Évaluer, prioriser, cibler : c’est en résumé ce que demandent les organisations syndicales en matière de prévention. S’il s’agit bien d’un enjeu majeur selon l’ensemble des négociateurs autour de la table, tous ne partagent pas exactement la méthode à suivre. La CFDT a ainsi rappelé l’importance de se fixer des objectifs avant de commencer à négocier au sujet du financement de la prévention. « Sans minimiser les besoins de la branche pour améliorer les dispositifs de prévention, il s’agit d’abord de savoir où l’on va. Ce n’est pas exactement la même vision côté patronal, où l’on parle plus souvent des moyens que des actions à mener », commente Catherine Pinchaut, la secrétaire nationale cheffe de file de la délégation CFDT.
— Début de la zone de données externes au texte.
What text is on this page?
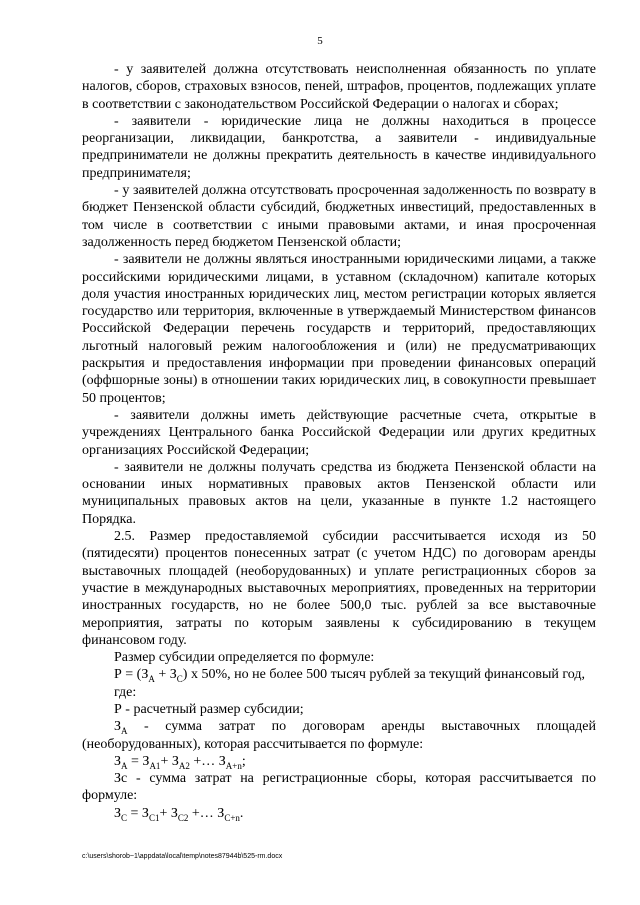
5

- у заявителей должна отсутствовать неисполненная обязанность по уплате налогов, сборов, страховых взносов, пеней, штрафов, процентов, подлежащих уплате в соответствии с законодательством Российской Федерации о налогах и сборах;

- заявители - юридические лица не должны находиться в процессе реорганизации, ликвидации, банкротства, а заявители - индивидуальные предприниматели не должны прекратить деятельность в качестве индивидуального предпринимателя;

- у заявителей должна отсутствовать просроченная задолженность по возврату в бюджет Пензенской области субсидий, бюджетных инвестиций, предоставленных в том числе в соответствии с иными правовыми актами, и иная просроченная задолженность перед бюджетом Пензенской области;

- заявители не должны являться иностранными юридическими лицами, а также российскими юридическими лицами, в уставном (складочном) капитале которых доля участия иностранных юридических лиц, местом регистрации которых является государство или территория, включенные в утверждаемый Министерством финансов Российской Федерации перечень государств и территорий, предоставляющих льготный налоговый режим налогообложения и (или) не предусматривающих раскрытия и предоставления информации при проведении финансовых операций (оффшорные зоны) в отношении таких юридических лиц, в совокупности превышает 50 процентов;

- заявители должны иметь действующие расчетные счета, открытые в учреждениях Центрального банка Российской Федерации или других кредитных организациях Российской Федерации;

- заявители не должны получать средства из бюджета Пензенской области на основании иных нормативных правовых актов Пензенской области или муниципальных правовых актов на цели, указанные в пункте 1.2 настоящего Порядка.

2.5. Размер предоставляемой субсидии рассчитывается исходя из 50 (пятидесяти) процентов понесенных затрат (с учетом НДС) по договорам аренды выставочных площадей (необорудованных) и уплате регистрационных сборов за участие в международных выставочных мероприятиях, проведенных на территории иностранных государств, но не более 500,0 тыс. рублей за все выставочные мероприятия, затраты по которым заявлены к субсидированию в текущем финансовом году.

Размер субсидии определяется по формуле:

$Р = (З_А + З_С)$ х 50%, но не более 500 тысяч рублей за текущий финансовый год,

где:

Р - расчетный размер субсидии;

$З_А$ - сумма затрат по договорам аренды выставочных площадей (необорудованных), которая рассчитывается по формуле:

$З_А = З_{А1}+ З_{А2}$ +… $З_{А+n}$;

Зс - сумма затрат на регистрационные сборы, которая рассчитывается по формуле:

$З_С = З_{С1}+ З_{С2}$ +… $З_{С+n}$.

c:\users\shorob~1\appdata\local\temp\notes87944b\525-rm.docx
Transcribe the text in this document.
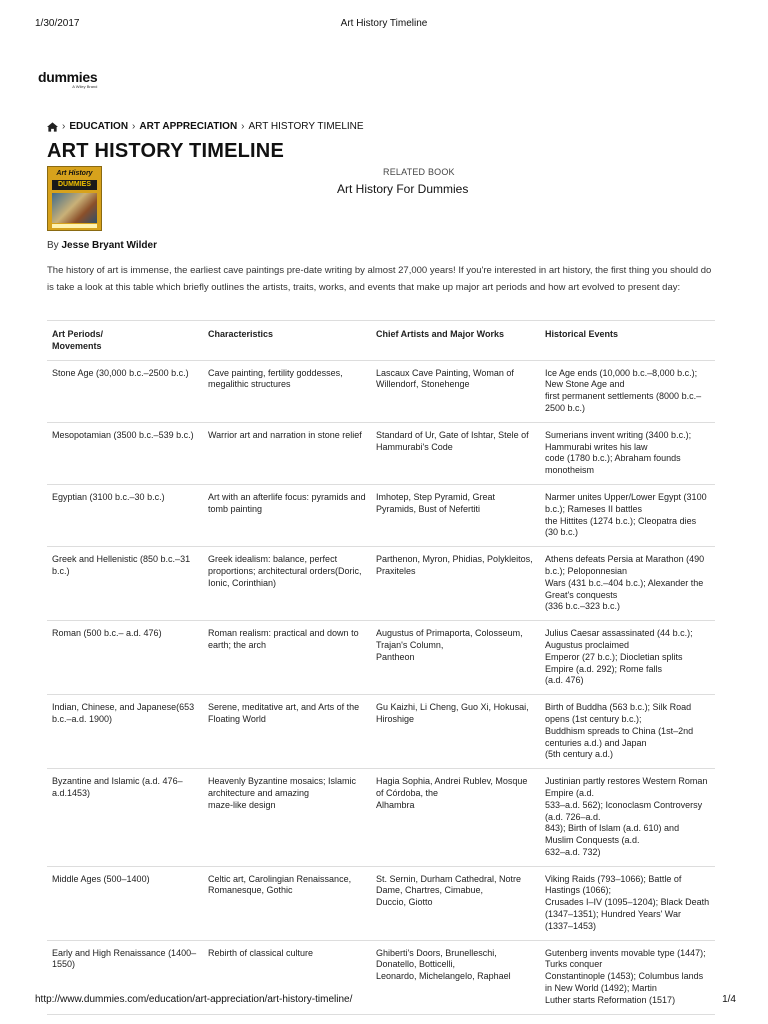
1/30/2017	Art History Timeline
dummies
A Wiley Brand
› EDUCATION › ART APPRECIATION › ART HISTORY TIMELINE
ART HISTORY TIMELINE
Art History
DUMMIES
RELATED BOOK
Art History For Dummies
By Jesse Bryant Wilder

The history of art is immense, the earliest cave paintings pre-date writing by almost 27,000 years! If you're interested in art history, the first thing you should do is take a look at this table which briefly outlines the artists, traits, works, and events that make up major art periods and how art evolved to present day:

Art Periods/
Movements	Characteristics	Chief Artists and Major Works	Historical Events
Stone Age (30,000 b.c.–2500 b.c.)	Cave painting, fertility goddesses, megalithic structures	Lascaux Cave Painting, Woman of Willendorf, Stonehenge	Ice Age ends (10,000 b.c.–8,000 b.c.); New Stone Age and
first permanent settlements (8000 b.c.–2500 b.c.)
Mesopotamian (3500 b.c.–539 b.c.)	Warrior art and narration in stone relief	Standard of Ur, Gate of Ishtar, Stele of Hammurabi's Code	Sumerians invent writing (3400 b.c.); Hammurabi writes his law
code (1780 b.c.); Abraham founds monotheism
Egyptian (3100 b.c.–30 b.c.)	Art with an afterlife focus: pyramids and tomb painting	Imhotep, Step Pyramid, Great Pyramids, Bust of Nefertiti	Narmer unites Upper/Lower Egypt (3100 b.c.); Rameses II battles
the Hittites (1274 b.c.); Cleopatra dies (30 b.c.)
Greek and Hellenistic (850 b.c.–31 b.c.)	Greek idealism: balance, perfect proportions; architectural orders(Doric, Ionic, Corinthian)	Parthenon, Myron, Phidias, Polykleitos, Praxiteles	Athens defeats Persia at Marathon (490 b.c.); Peloponnesian
Wars (431 b.c.–404 b.c.); Alexander the Great's conquests
(336 b.c.–323 b.c.)
Roman (500 b.c.– a.d. 476)	Roman realism: practical and down to earth; the arch	Augustus of Primaporta, Colosseum, Trajan's Column,
Pantheon	Julius Caesar assassinated (44 b.c.); Augustus proclaimed
Emperor (27 b.c.); Diocletian splits Empire (a.d. 292); Rome falls
(a.d. 476)
Indian, Chinese, and Japanese(653 b.c.–a.d. 1900)	Serene, meditative art, and Arts of the Floating World	Gu Kaizhi, Li Cheng, Guo Xi, Hokusai, Hiroshige	Birth of Buddha (563 b.c.); Silk Road opens (1st century b.c.);
Buddhism spreads to China (1st–2nd centuries a.d.) and Japan
(5th century a.d.)
Byzantine and Islamic (a.d. 476–a.d.1453)	Heavenly Byzantine mosaics; Islamic architecture and amazing
maze-like design	Hagia Sophia, Andrei Rublev, Mosque of Córdoba, the
Alhambra	Justinian partly restores Western Roman Empire (a.d.
533–a.d. 562); Iconoclasm Controversy (a.d. 726–a.d.
843); Birth of Islam (a.d. 610) and Muslim Conquests (a.d.
632–a.d. 732)
Middle Ages (500–1400)	Celtic art, Carolingian Renaissance, Romanesque, Gothic	St. Sernin, Durham Cathedral, Notre Dame, Chartres, Cimabue,
Duccio, Giotto	Viking Raids (793–1066); Battle of Hastings (1066);
Crusades I–IV (1095–1204); Black Death (1347–1351); Hundred Years' War (1337–1453)
Early and High Renaissance (1400–1550)	Rebirth of classical culture	Ghiberti's Doors, Brunelleschi, Donatello, Botticelli,
Leonardo, Michelangelo, Raphael	Gutenberg invents movable type (1447); Turks conquer
Constantinople (1453); Columbus lands in New World (1492); Martin
Luther starts Reformation (1517)
http://www.dummies.com/education/art-appreciation/art-history-timeline/	1/4
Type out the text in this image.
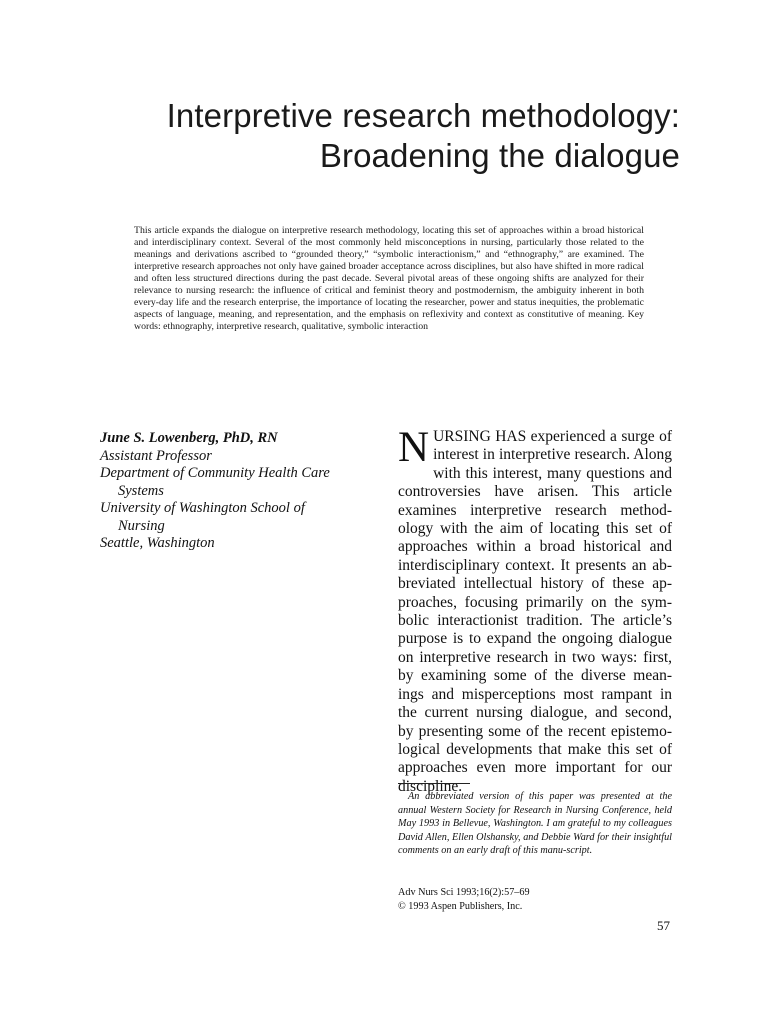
Interpretive research methodology:
Broadening the dialogue

This article expands the dialogue on interpretive research methodology, locating this set of approaches within a broad historical and interdisciplinary context. Several of the most commonly held misconceptions in nursing, particularly those related to the meanings and derivations ascribed to “grounded theory,” “symbolic interactionism,” and “ethnography,” are examined. The interpretive research approaches not only have gained broader acceptance across disciplines, but also have shifted in more radical and often less structured directions during the past decade. Several pivotal areas of these ongoing shifts are analyzed for their relevance to nursing research: the influence of critical and feminist theory and postmodernism, the ambiguity inherent in both every-day life and the research enterprise, the importance of locating the researcher, power and status inequities, the problematic aspects of language, meaning, and representation, and the emphasis on reflexivity and context as constitutive of meaning. Key words: ethnography, interpretive research, qualitative, symbolic interaction

June S. Lowenberg, PhD, RN
Assistant Professor
Department of Community Health Care
Systems
University of Washington School of
Nursing
Seattle, Washington
NURSING HAS experienced a surge of interest in interpretive research. Along with this interest, many questions and controversies have arisen. This article examines interpretive research method-ology with the aim of locating this set of approaches within a broad historical and interdisciplinary context. It presents an ab-breviated intellectual history of these ap-proaches, focusing primarily on the sym-bolic interactionist tradition. The article’s purpose is to expand the ongoing dialogue on interpretive research in two ways: first, by examining some of the diverse mean-ings and misperceptions most rampant in the current nursing dialogue, and second, by presenting some of the recent epistemo-logical developments that make this set of approaches even more important for our discipline.

An abbreviated version of this paper was presented at the annual Western Society for Research in Nursing Conference, held May 1993 in Bellevue, Washington. I am grateful to my colleagues David Allen, Ellen Olshansky, and Debbie Ward for their insightful comments on an early draft of this manu-script.

Adv Nurs Sci 1993;16(2):57–69
© 1993 Aspen Publishers, Inc.
57
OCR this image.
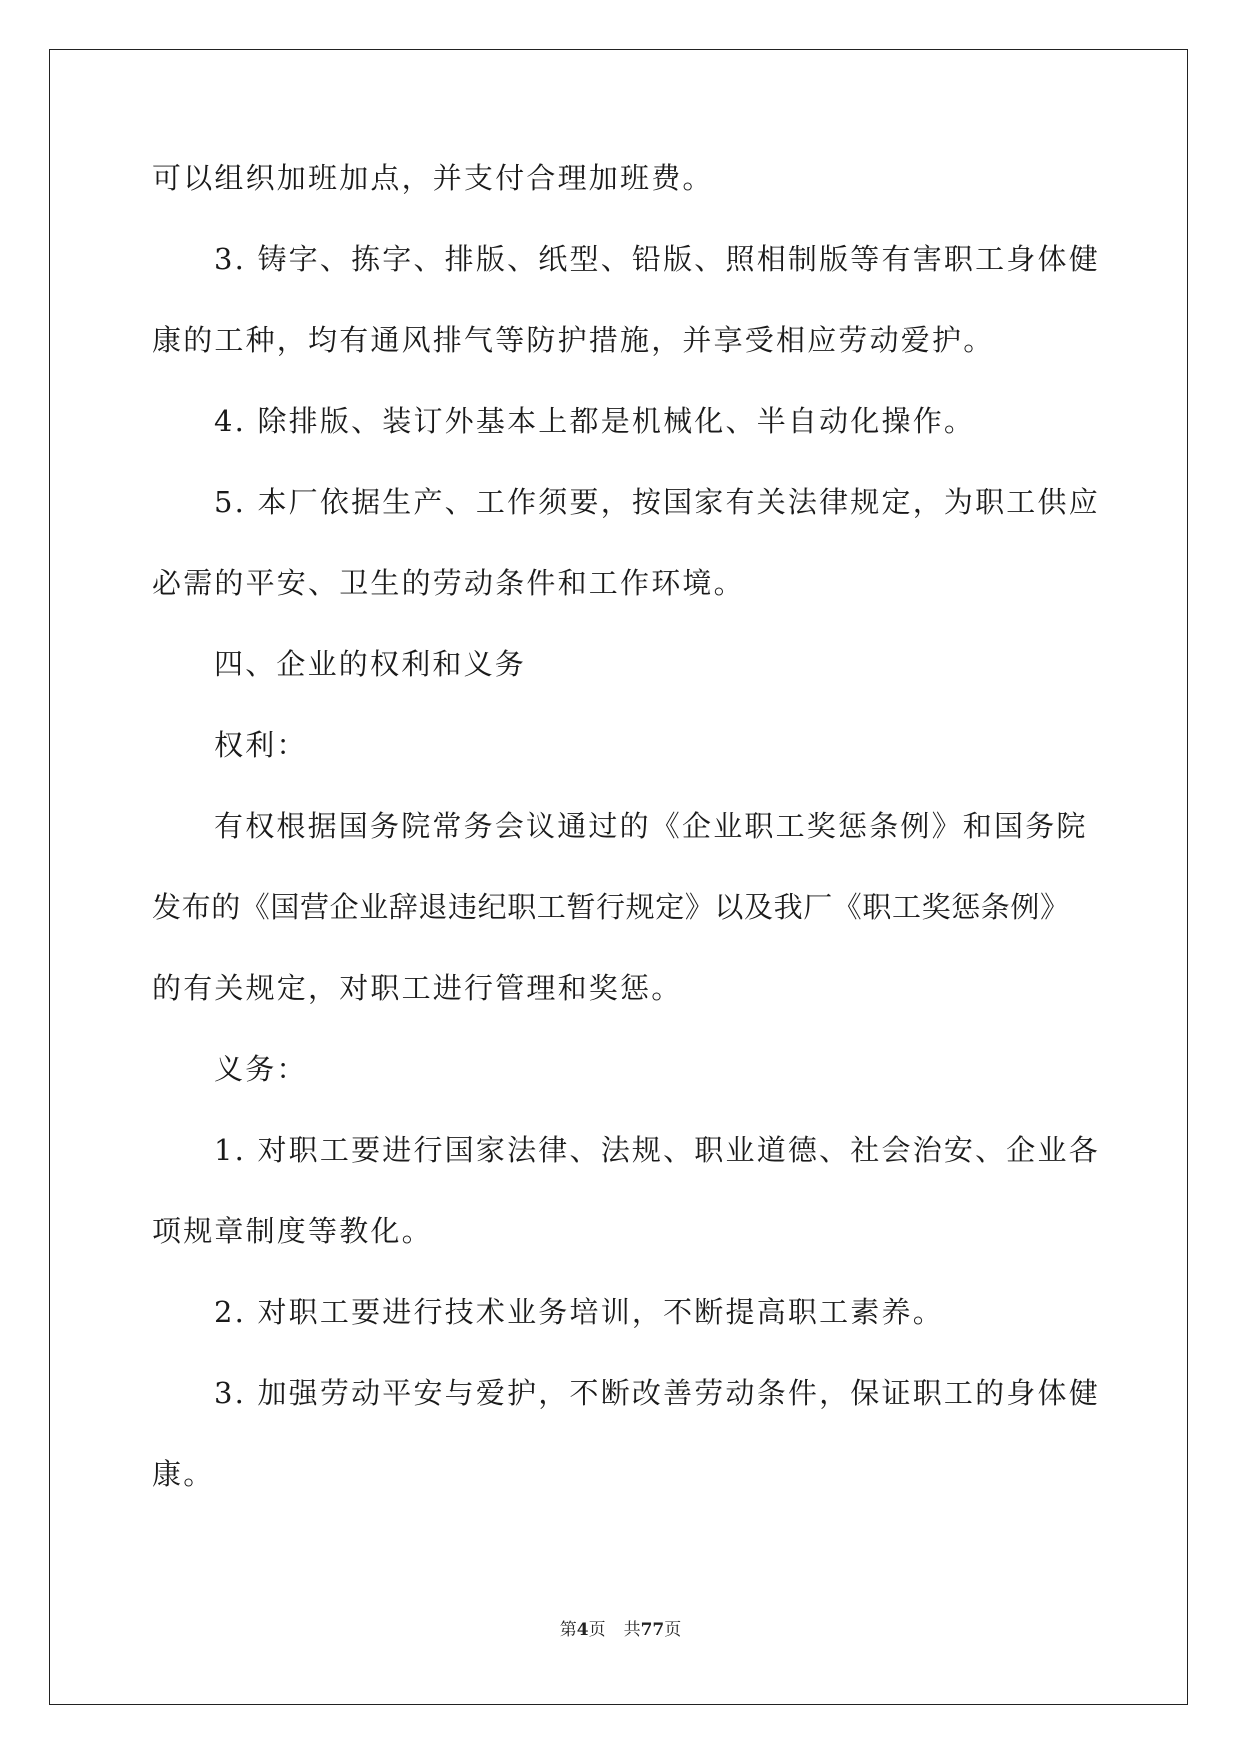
可以组织加班加点，并支付合理加班费。
3. 铸字、拣字、排版、纸型、铅版、照相制版等有害职工身体健
康的工种，均有通风排气等防护措施，并享受相应劳动爱护。
4. 除排版、装订外基本上都是机械化、半自动化操作。
5. 本厂依据生产、工作须要，按国家有关法律规定，为职工供应
必需的平安、卫生的劳动条件和工作环境。
四、企业的权利和义务
权利：
有权根据国务院常务会议通过的《企业职工奖惩条例》和国务院
发布的《国营企业辞退违纪职工暂行规定》以及我厂《职工奖惩条例》
的有关规定，对职工进行管理和奖惩。
义务：
1. 对职工要进行国家法律、法规、职业道德、社会治安、企业各
项规章制度等教化。
2. 对职工要进行技术业务培训，不断提高职工素养。
3. 加强劳动平安与爱护，不断改善劳动条件，保证职工的身体健
康。
第4页 共77页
Ces actions, il faut pouvoir les évaluer (ce qui n’est pas le cas actuellement) en s’appuyant sur des données fiables. Ces mêmes données aideront les partenaires sociaux à déterminer les risques, à prioriser les actions de prévention, à cibler les entreprises à forte sinistralité. Les organisations syndicales ont aussi souligné la nécessité d’une meilleure identification des risques : qu’ils soient connus ou émergents, il faut retravailler sur les barèmes, sur la sous-déclaration des accidents du travail et la sous-reconnaissance des maladies professionnelles, thèmes abordés dans le diagnostic partagé. « Nous avons insisté sur l’accès aux droits pour une réparation plus juste et mieux reconnue, poursuit Catherine Pinchaut. Cela passe par la traçabilité des risques au cours d’une carrière et la prise en compte de l’usure professionnelle dans la politique de prévention, pas uniquement via le volet réparation. »

Réaffirmer le rôle politique de la branche vis-à-vis de ses tutelles

En matière de gouvernance, la CFDT a, là encore, clairement réaffirmé sa position. S’il est indispensable de redonner toute leur place aux partenaires sociaux au sein de la commission AT-MP, celle-ci ne doit pas se limiter à une approche technique des sujets et à la gestion du budget. « La CFDT a pour mandat de donner à la négociation un cap politique et opérationnel au bénéfice des employeurs et des travailleurs. Elle s’y tiendra », affirme Catherine Pinchaut.